The mean and median follow-up duration was 18 and 14 months, respectively. Among all patients, the CLIP staging system had the lowest AIC value in comparison with other systems in the Cox proportional hazards model, followed by the Tokyo score, JIS score, BCLC staging system, and TNM staging system. Patients undergoing curative treatment had a significantly better survival in comparison with patients undergoing noncurative treatment (P < .001). When the predictive accuracy of the staging systems was analyzed according to treatment strategy, the CLIP staging system had the lowest AIC value and remained the best prognostic model in patients undergoing curative (801 patients) and noncurative (912 patients) treatment.

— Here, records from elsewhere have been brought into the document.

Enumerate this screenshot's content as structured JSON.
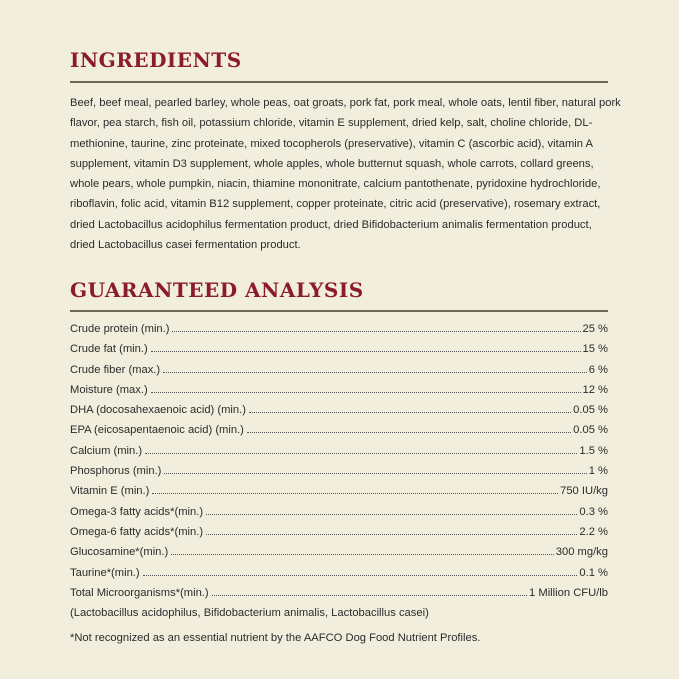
{
  "ingredients": {
    "title": "INGREDIENTS",
    "lines": [
      "Beef, beef meal, pearled barley, whole peas, oat groats, pork fat, pork meal, whole oats, lentil fiber, natural pork",
      "flavor, pea starch, fish oil, potassium chloride, vitamin E supplement, dried kelp, salt, choline chloride, DL-",
      "methionine, taurine, zinc proteinate, mixed tocopherols (preservative), vitamin C (ascorbic acid), vitamin A",
      "supplement, vitamin D3 supplement, whole apples, whole butternut squash, whole carrots, collard greens,",
      "whole pears, whole pumpkin, niacin, thiamine mononitrate, calcium pantothenate, pyridoxine hydrochloride,",
      "riboflavin, folic acid, vitamin B12 supplement, copper proteinate, citric acid (preservative), rosemary extract,",
      "dried Lactobacillus acidophilus fermentation product, dried Bifidobacterium animalis fermentation product,",
      "dried Lactobacillus casei fermentation product."
    ]
  },
  "analysis": {
    "title": "GUARANTEED ANALYSIS",
    "rows": [
      {
        "label": "Crude protein (min.)",
        "value": "25 %"
      },
      {
        "label": "Crude fat (min.)",
        "value": "15 %"
      },
      {
        "label": "Crude fiber (max.)",
        "value": "6 %"
      },
      {
        "label": "Moisture (max.)",
        "value": "12 %"
      },
      {
        "label": "DHA (docosahexaenoic acid) (min.)",
        "value": "0.05 %"
      },
      {
        "label": "EPA (eicosapentaenoic acid) (min.)",
        "value": "0.05 %"
      },
      {
        "label": "Calcium (min.)",
        "value": "1.5 %"
      },
      {
        "label": "Phosphorus (min.)",
        "value": "1 %"
      },
      {
        "label": "Vitamin E (min.)",
        "value": "750 IU/kg"
      },
      {
        "label": "Omega-3 fatty acids*(min.)",
        "value": "0.3 %"
      },
      {
        "label": "Omega-6 fatty acids*(min.)",
        "value": "2.2 %"
      },
      {
        "label": "Glucosamine*(min.)",
        "value": "300 mg/kg"
      },
      {
        "label": "Taurine*(min.)",
        "value": "0.1 %"
      },
      {
        "label": "Total Microorganisms*(min.)",
        "value": "1 Million CFU/lb"
      }
    ],
    "microorganisms_note": "(Lactobacillus acidophilus, Bifidobacterium animalis, Lactobacillus casei)",
    "footnote": "*Not recognized as an essential nutrient by the AAFCO Dog Food Nutrient Profiles."
  },
  "colors": {
    "background": "#f2eedd",
    "heading": "#8c1b2c",
    "rule": "#6c6957"
  }
}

The CLIP staging system is the best long-term prognostic model for HCC in a cohort of patient with early to advanced stage of HCC. Its predictive accuracy is independent of the treatment strategy. Selecting an optimal staging system is helpful in improving the design of future clinical trials.
选择合适的分期系统对于预测肝细胞癌(HCC)患者的预后至关重要。目前,对于 HCC 的最佳预后模型仍存在争议。本研究探讨了目前使用的 5 种分期系统(巴塞罗那临床肝癌分期系统、癌症肝脏意大利分期系统、日本综合评分系统、肿瘤-淋巴结-转移分期系统和东京评分系统)对 HCC 的预后能力。
在 2002 年至 2008 年间,对 1713 例 HCC 患者进行前瞻性评估,根据这 5 种模型的分期或评分方法,使用赤池信息量准则(AIC)比较其长期生存情况。
平均和中位随访时间分别为 18 个月和 14 个月。在所有患者中,与其他系统相比,CLIP 分期系统在 Cox 比例风险模型中的 AIC 值最低,其次是东京评分系统、JIS 评分系统、BCLC 分期系统和 TNM 分期系统。接受根治性治疗的患者与接受非根治性治疗的患者相比,生存情况显著更好(P <.001)。当根据治疗策略分析分期系统的预测准确性时,CLIP 分期系统在接受根治性(801 例)和非根治性(912 例)治疗的患者中具有最低的 AIC 值,并且仍然是最佳的预后模型。
CLIP 分期系统是预测 HCC 患者长期预后的最佳模型,适用于早期到晚期 HCC 患者。其预测准确性独立于治疗策略。选择最佳的分期系统有助于改善未来临床试验的设计。